Em março, reportagem de capa de VEJA mostrou como funciona a engrenagem de concessão de registros sindicais no Ministério do Trabalho, com o pagamento de propina a servidores indicados politicamente por caciques de PTB e Solidariedade, como Roberto Jefferson e os deputados Jovair Arantes (PTB-GO) e Paulinho da Força (SD-SP).

A primeira fase da operação, no final de maio, mirou Jovair e Paulinho, suspeitos de utilizar a influência política para indicar aqueles que assumiriam os cargos no ministério e executariam o esquema. Na segunda etapa, em junho, foi a vez das suspeitas caírem sobre a deputada Cristiane Brasil (PTB-RJ), que chegou a ser indicada em um acordo com o partido pelo presidente Michel Temer (MDB) para comandar o Ministério do Trabalho, mas teve a escolha vetada pela Justiça.
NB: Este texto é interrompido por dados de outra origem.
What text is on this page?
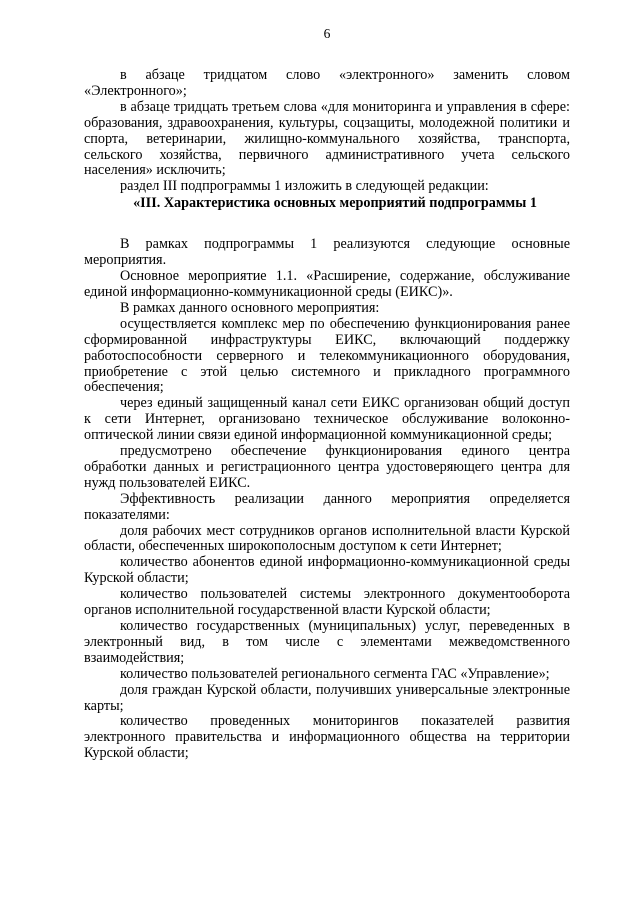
6

в абзаце тридцатом слово «электронного» заменить словом «Электронного»;

в абзаце тридцать третьем слова «для мониторинга и управления в сфере: образования, здравоохранения, культуры, соцзащиты, молодежной политики и спорта, ветеринарии, жилищно-коммунального хозяйства, транспорта, сельского хозяйства, первичного административного учета сельского населения» исключить;

раздел III подпрограммы 1 изложить в следующей редакции:

«III. Характеристика основных мероприятий подпрограммы 1

В рамках подпрограммы 1 реализуются следующие основные мероприятия.

Основное мероприятие 1.1. «Расширение, содержание, обслуживание единой информационно-коммуникационной среды (ЕИКС)».

В рамках данного основного мероприятия:

осуществляется комплекс мер по обеспечению функционирования ранее сформированной инфраструктуры ЕИКС, включающий поддержку работоспособности серверного и телекоммуникационного оборудования, приобретение с этой целью системного и прикладного программного обеспечения;

через единый защищенный канал сети ЕИКС организован общий доступ к сети Интернет, организовано техническое обслуживание волоконно-оптической линии связи единой информационной коммуникационной среды;

предусмотрено обеспечение функционирования единого центра обработки данных и регистрационного центра удостоверяющего центра для нужд пользователей ЕИКС.

Эффективность реализации данного мероприятия определяется показателями:

доля рабочих мест сотрудников органов исполнительной власти Курской области, обеспеченных широкополосным доступом к сети Интернет;

количество абонентов единой информационно-коммуникационной среды Курской области;

количество пользователей системы электронного документооборота органов исполнительной государственной власти Курской области;

количество государственных (муниципальных) услуг, переведенных в электронный вид, в том числе с элементами межведомственного взаимодействия;

количество пользователей регионального сегмента ГАС «Управление»;

доля граждан Курской области, получивших универсальные электронные карты;

количество проведенных мониторингов показателей развития электронного правительства и информационного общества на территории Курской области;
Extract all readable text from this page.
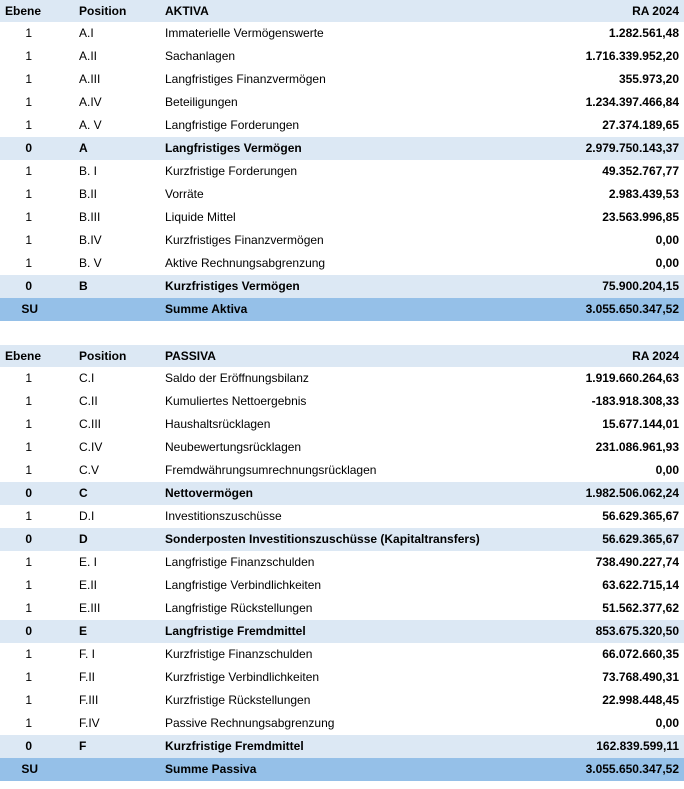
Ebene	Position	AKTIVA	RA 2024
1	A.I	Immaterielle Vermögenswerte	1.282.561,48
1	A.II	Sachanlagen	1.716.339.952,20
1	A.III	Langfristiges Finanzvermögen	355.973,20
1	A.IV	Beteiligungen	1.234.397.466,84
1	A. V	Langfristige Forderungen	27.374.189,65
0	A	Langfristiges Vermögen	2.979.750.143,37
1	B. I	Kurzfristige Forderungen	49.352.767,77
1	B.II	Vorräte	2.983.439,53
1	B.III	Liquide Mittel	23.563.996,85
1	B.IV	Kurzfristiges Finanzvermögen	0,00
1	B. V	Aktive Rechnungsabgrenzung	0,00
0	B	Kurzfristiges Vermögen	75.900.204,15
SU		Summe Aktiva	3.055.650.347,52
Ebene	Position	PASSIVA	RA 2024
1	C.I	Saldo der Eröffnungsbilanz	1.919.660.264,63
1	C.II	Kumuliertes Nettoergebnis	-183.918.308,33
1	C.III	Haushaltsrücklagen	15.677.144,01
1	C.IV	Neubewertungsrücklagen	231.086.961,93
1	C.V	Fremdwährungsumrechnungsrücklagen	0,00
0	C	Nettovermögen	1.982.506.062,24
1	D.I	Investitionszuschüsse	56.629.365,67
0	D	Sonderposten Investitionszuschüsse (Kapitaltransfers)	56.629.365,67
1	E. I	Langfristige Finanzschulden	738.490.227,74
1	E.II	Langfristige Verbindlichkeiten	63.622.715,14
1	E.III	Langfristige Rückstellungen	51.562.377,62
0	E	Langfristige Fremdmittel	853.675.320,50
1	F. I	Kurzfristige Finanzschulden	66.072.660,35
1	F.II	Kurzfristige Verbindlichkeiten	73.768.490,31
1	F.III	Kurzfristige Rückstellungen	22.998.448,45
1	F.IV	Passive Rechnungsabgrenzung	0,00
0	F	Kurzfristige Fremdmittel	162.839.599,11
SU		Summe Passiva	3.055.650.347,52
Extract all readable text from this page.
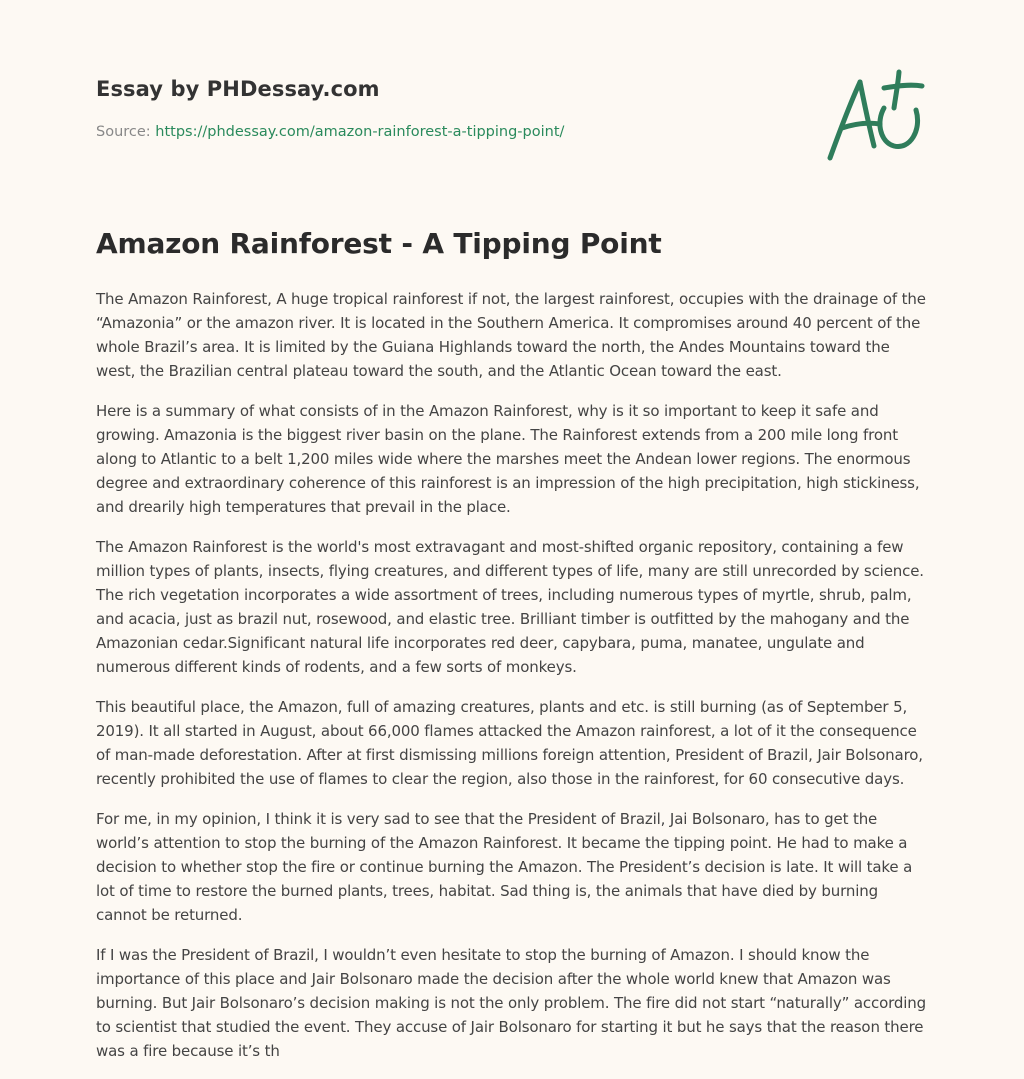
Essay by PHDessay.com
Source: https://phdessay.com/amazon-rainforest-a-tipping-point/
Amazon Rainforest - A Tipping Point

The Amazon Rainforest, A huge tropical rainforest if not, the largest rainforest, occupies with the drainage of the “Amazonia” or the amazon river. It is located in the Southern America. It compromises around 40 percent of the whole Brazil’s area. It is limited by the Guiana Highlands toward the north, the Andes Mountains toward the west, the Brazilian central plateau toward the south, and the Atlantic Ocean toward the east.

Here is a summary of what consists of in the Amazon Rainforest, why is it so important to keep it safe and growing. Amazonia is the biggest river basin on the plane. The Rainforest extends from a 200 mile long front along to Atlantic to a belt 1,200 miles wide where the marshes meet the Andean lower regions. The enormous degree and extraordinary coherence of this rainforest is an impression of the high precipitation, high stickiness, and drearily high temperatures that prevail in the place.

The Amazon Rainforest is the world's most extravagant and most-shifted organic repository, containing a few million types of plants, insects, flying creatures, and different types of life, many are still unrecorded by science. The rich vegetation incorporates a wide assortment of trees, including numerous types of myrtle, shrub, palm, and acacia, just as brazil nut, rosewood, and elastic tree. Brilliant timber is outfitted by the mahogany and the Amazonian cedar.Significant natural life incorporates red deer, capybara, puma, manatee, ungulate and numerous different kinds of rodents, and a few sorts of monkeys.

This beautiful place, the Amazon, full of amazing creatures, plants and etc. is still burning (as of September 5, 2019). It all started in August, about 66,000 flames attacked the Amazon rainforest, a lot of it the consequence of man-made deforestation. After at first dismissing millions foreign attention, President of Brazil, Jair Bolsonaro, recently prohibited the use of flames to clear the region, also those in the rainforest, for 60 consecutive days.

For me, in my opinion, I think it is very sad to see that the President of Brazil, Jai Bolsonaro, has to get the world’s attention to stop the burning of the Amazon Rainforest. It became the tipping point. He had to make a decision to whether stop the fire or continue burning the Amazon. The President’s decision is late. It will take a lot of time to restore the burned plants, trees, habitat. Sad thing is, the animals that have died by burning cannot be returned.

If I was the President of Brazil, I wouldn’t even hesitate to stop the burning of Amazon. I should know the importance of this place and Jair Bolsonaro made the decision after the whole world knew that Amazon was burning. But Jair Bolsonaro’s decision making is not the only problem. The fire did not start “naturally” according to scientist that studied the event. They accuse of Jair Bolsonaro for starting it but he says that the reason there was a fire because it’s th
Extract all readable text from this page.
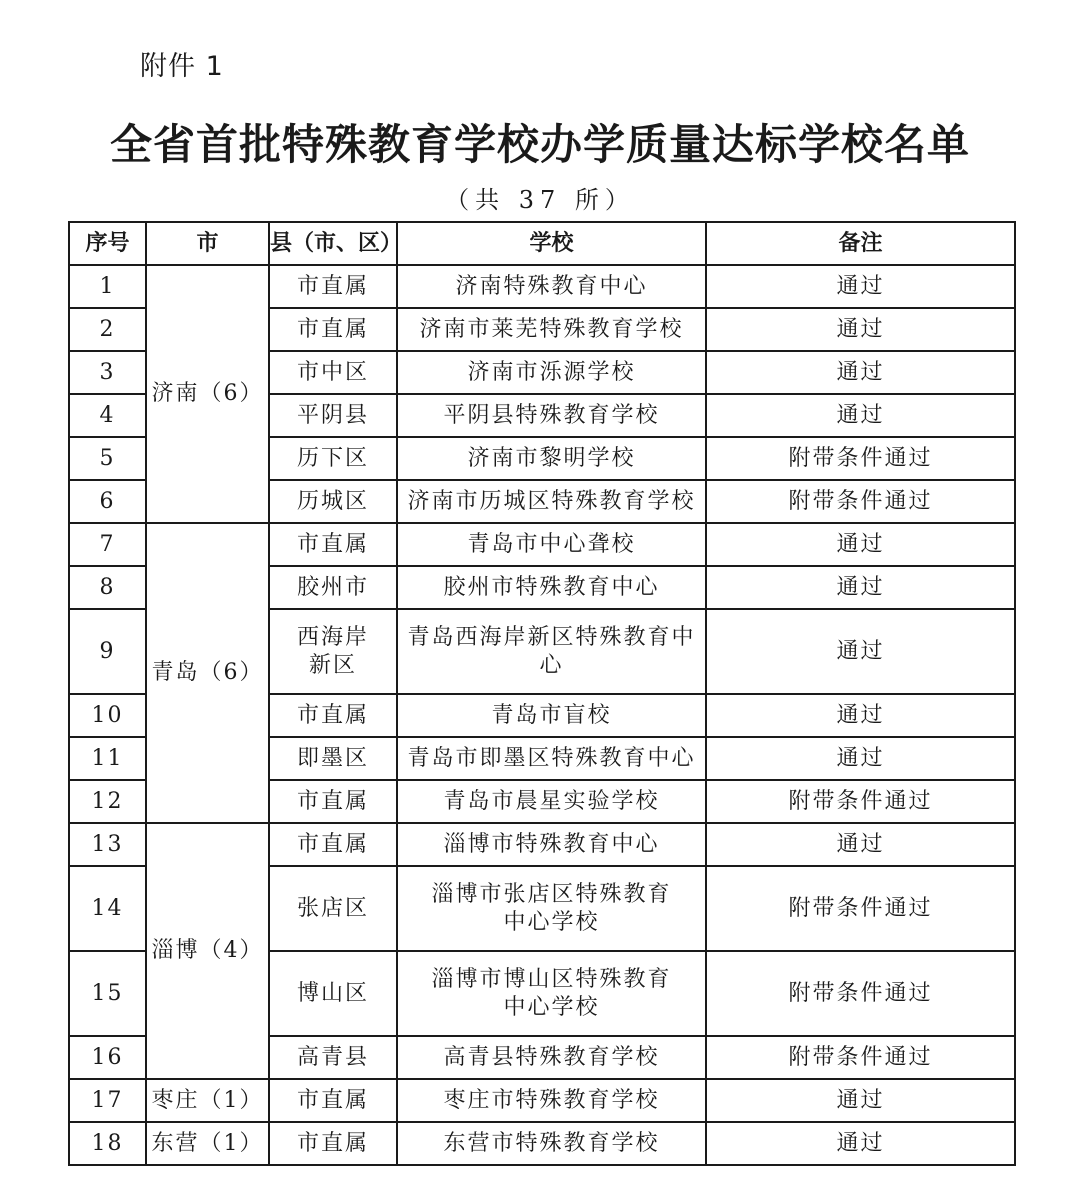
附件 1
全省首批特殊教育学校办学质量达标学校名单
（共 37 所）
序号	市	县（市、区）	学校	备注
1	济南（6）	市直属	济南特殊教育中心	通过
2		市直属	济南市莱芜特殊教育学校	通过
3		市中区	济南市泺源学校	通过
4		平阴县	平阴县特殊教育学校	通过
5		历下区	济南市黎明学校	附带条件通过
6		历城区	济南市历城区特殊教育学校	附带条件通过
7	青岛（6）	市直属	青岛市中心聋校	通过
8		胶州市	胶州市特殊教育中心	通过
9		西海岸
新区	青岛西海岸新区特殊教育中心	通过
10		市直属	青岛市盲校	通过
11		即墨区	青岛市即墨区特殊教育中心	通过
12		市直属	青岛市晨星实验学校	附带条件通过
13	淄博（4）	市直属	淄博市特殊教育中心	通过
14		张店区	淄博市张店区特殊教育
中心学校	附带条件通过
15		博山区	淄博市博山区特殊教育
中心学校	附带条件通过
16		高青县	高青县特殊教育学校	附带条件通过
17	枣庄（1）	市直属	枣庄市特殊教育学校	通过
18	东营（1）	市直属	东营市特殊教育学校	通过
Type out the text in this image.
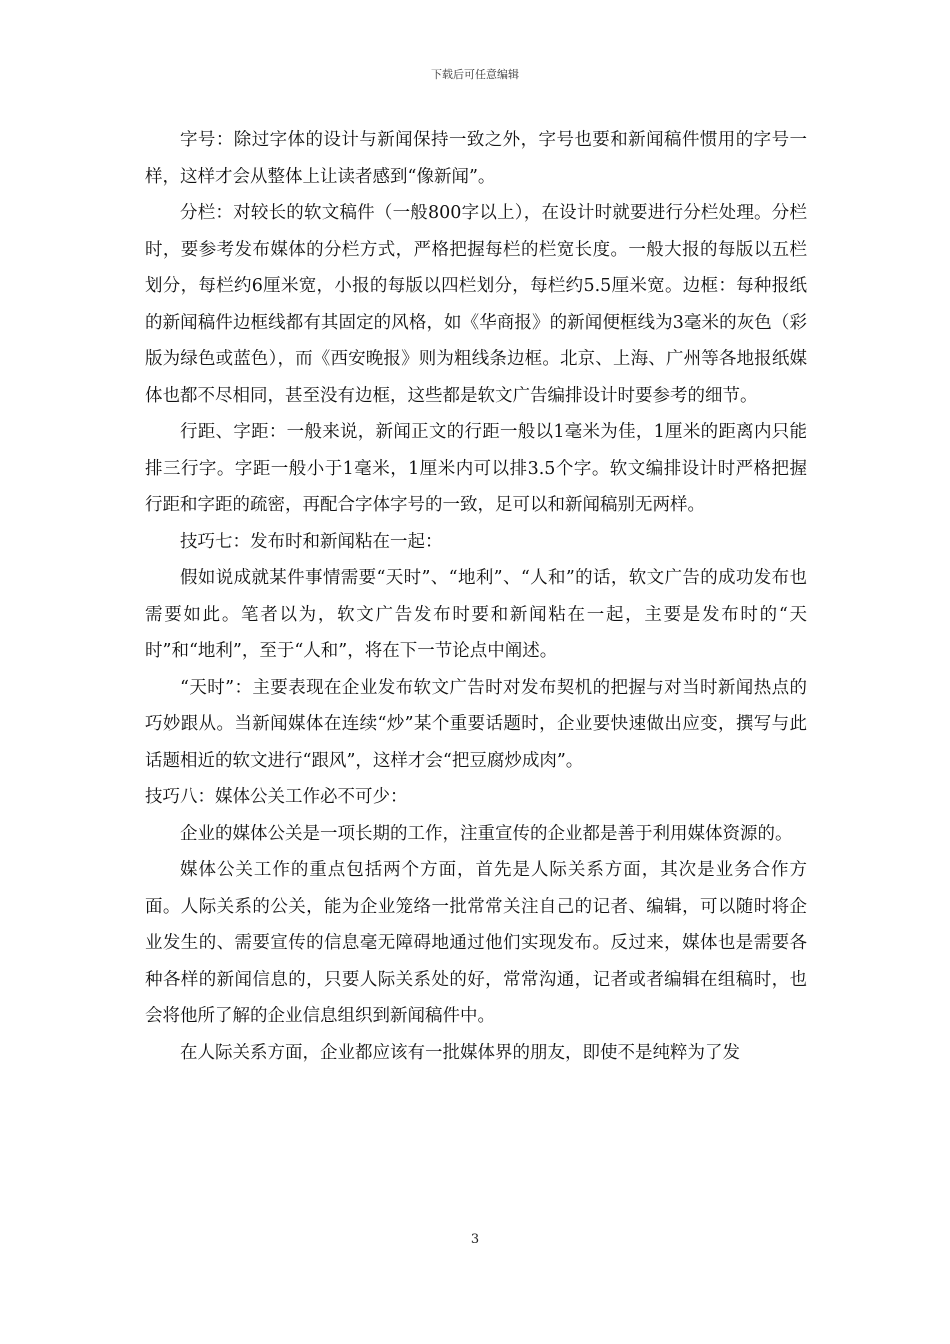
下载后可任意编辑

字号：除过字体的设计与新闻保持一致之外，字号也要和新闻稿件惯用的字号一样，这样才会从整体上让读者感到“像新闻”。

分栏：对较长的软文稿件（一般800字以上），在设计时就要进行分栏处理。分栏时，要参考发布媒体的分栏方式，严格把握每栏的栏宽长度。一般大报的每版以五栏划分，每栏约6厘米宽，小报的每版以四栏划分，每栏约5.5厘米宽。边框：每种报纸的新闻稿件边框线都有其固定的风格，如《华商报》的新闻便框线为3毫米的灰色（彩版为绿色或蓝色），而《西安晚报》则为粗线条边框。北京、上海、广州等各地报纸媒体也都不尽相同，甚至没有边框，这些都是软文广告编排设计时要参考的细节。

行距、字距：一般来说，新闻正文的行距一般以1毫米为佳，1厘米的距离内只能排三行字。字距一般小于1毫米，1厘米内可以排3.5个字。软文编排设计时严格把握行距和字距的疏密，再配合字体字号的一致，足可以和新闻稿别无两样。

技巧七：发布时和新闻粘在一起：

假如说成就某件事情需要“天时”、“地利”、“人和”的话，软文广告的成功发布也需要如此。笔者以为，软文广告发布时要和新闻粘在一起，主要是发布时的“天时”和“地利”，至于“人和”，将在下一节论点中阐述。

“天时”：主要表现在企业发布软文广告时对发布契机的把握与对当时新闻热点的巧妙跟从。当新闻媒体在连续“炒”某个重要话题时，企业要快速做出应变，撰写与此话题相近的软文进行“跟风”，这样才会“把豆腐炒成肉”。

技巧八：媒体公关工作必不可少：

企业的媒体公关是一项长期的工作，注重宣传的企业都是善于利用媒体资源的。

媒体公关工作的重点包括两个方面，首先是人际关系方面，其次是业务合作方面。人际关系的公关，能为企业笼络一批常常关注自己的记者、编辑，可以随时将企业发生的、需要宣传的信息毫无障碍地通过他们实现发布。反过来，媒体也是需要各种各样的新闻信息的，只要人际关系处的好，常常沟通，记者或者编辑在组稿时，也会将他所了解的企业信息组织到新闻稿件中。

在人际关系方面，企业都应该有一批媒体界的朋友，即使不是纯粹为了发

3
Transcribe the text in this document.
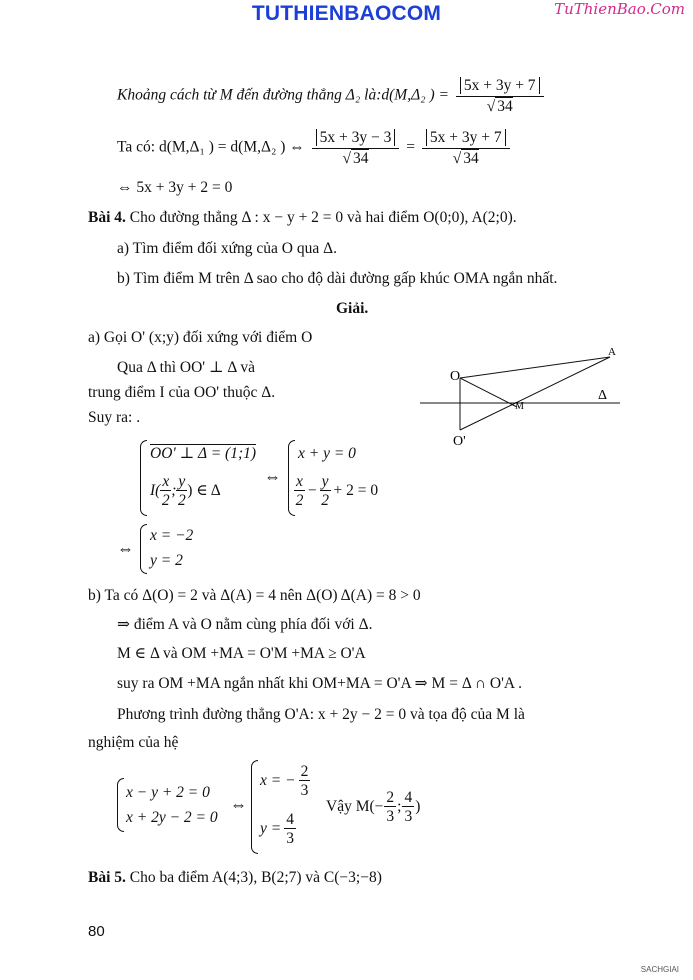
TUTHIENBAOCOM	TuThienBao.Com
Khoảng cách từ M đến đường thẳng Δ₂ là:d(M,Δ₂ ) = $\frac{5x + 3y + 7}{√ 34}$
Ta có: d(M,Δ₁ ) = d(M,Δ₂ ) ⇔ $\frac{5x + 3y - 3}{√ 34} = \frac{5x + 3y + 7}{√ 34}$
⇔ 5x + 3y + 2 = 0
Bài 4. Cho đường thẳng Δ : x − y + 2 = 0 và hai điểm O(0;0), A(2;0).
a) Tìm điểm đối xứng của O qua Δ.
b) Tìm điểm M trên Δ sao cho độ dài đường gấp khúc OMA ngắn nhất.
Giải.
a) Gọi O' (x;y) đối xứng với điểm O
Qua Δ thì OO' ⊥ Δ và
trung điểm I của OO' thuộc Δ.
Suy ra: .
A
O
O'
M
Δ
OO' ⊥ Δ = (1;1)
$I( \frac{x}{2}$ ; $\frac{y}{2}$ ) ∈ Δ
⇔
x + y = 0
$\frac{x}{2} - \frac{y}{2} + 2 = 0$
⇔
x = −2
y = 2
b) Ta có Δ(O) = 2 và Δ(A) = 4 nên Δ(O) Δ(A) = 8 > 0
⇒ điểm A và O nằm cùng phía đối với Δ.
M ∈ Δ và OM +MA = O'M +MA ≥ O'A
suy ra OM +MA ngắn nhất khi OM+MA = O'A ⇒ M = Δ ∩ O'A .
Phương trình đường thẳng O'A: x + 2y − 2 = 0 và tọa độ của M là
nghiệm của hệ
x − y + 2 = 0
x + 2y − 2 = 0
⇔
x = − $\frac{2}{3}$
$y = \frac{4}{3}$
Vậy $M(- \frac{2}{3}$ ; $\frac{4}{3}$ )
Bài 5. Cho ba điểm A(4;3), B(2;7) và C(−3;−8)
80
SACHGIAI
A terceira etapa chegou à cúpula do órgão. Por decisão do relator do processo, o ministro Edson Fachin, Helton Yomura foi afastado do comando do Trabalho por ter “participação ativa no esquema”, segundo a Polícia Federal. Diante do constrangimento, o PTB abriu mão publicamente de indicar o comandante da pasta, cargo sob sua influência desde o início do governo Temer, em maio de 2016.

Em agosto, a Procuradoria-Geral da República (PGR) denunciou ao Supremo Tribunal Federal (STF), o ex-ministro Yomura, os deputados Jovair, Paulinho, Cristiane Brasil, Nelson Marquezelli (PTB-SP), Wilson Filho (PTB-PB), o ex-deputado Ademir Camilo (MDB-MG) e os assessores Norberto Paulo de Oliveira Martins, Marcelo de Lima Cavalcanti e Paulo Roberto Ferrari.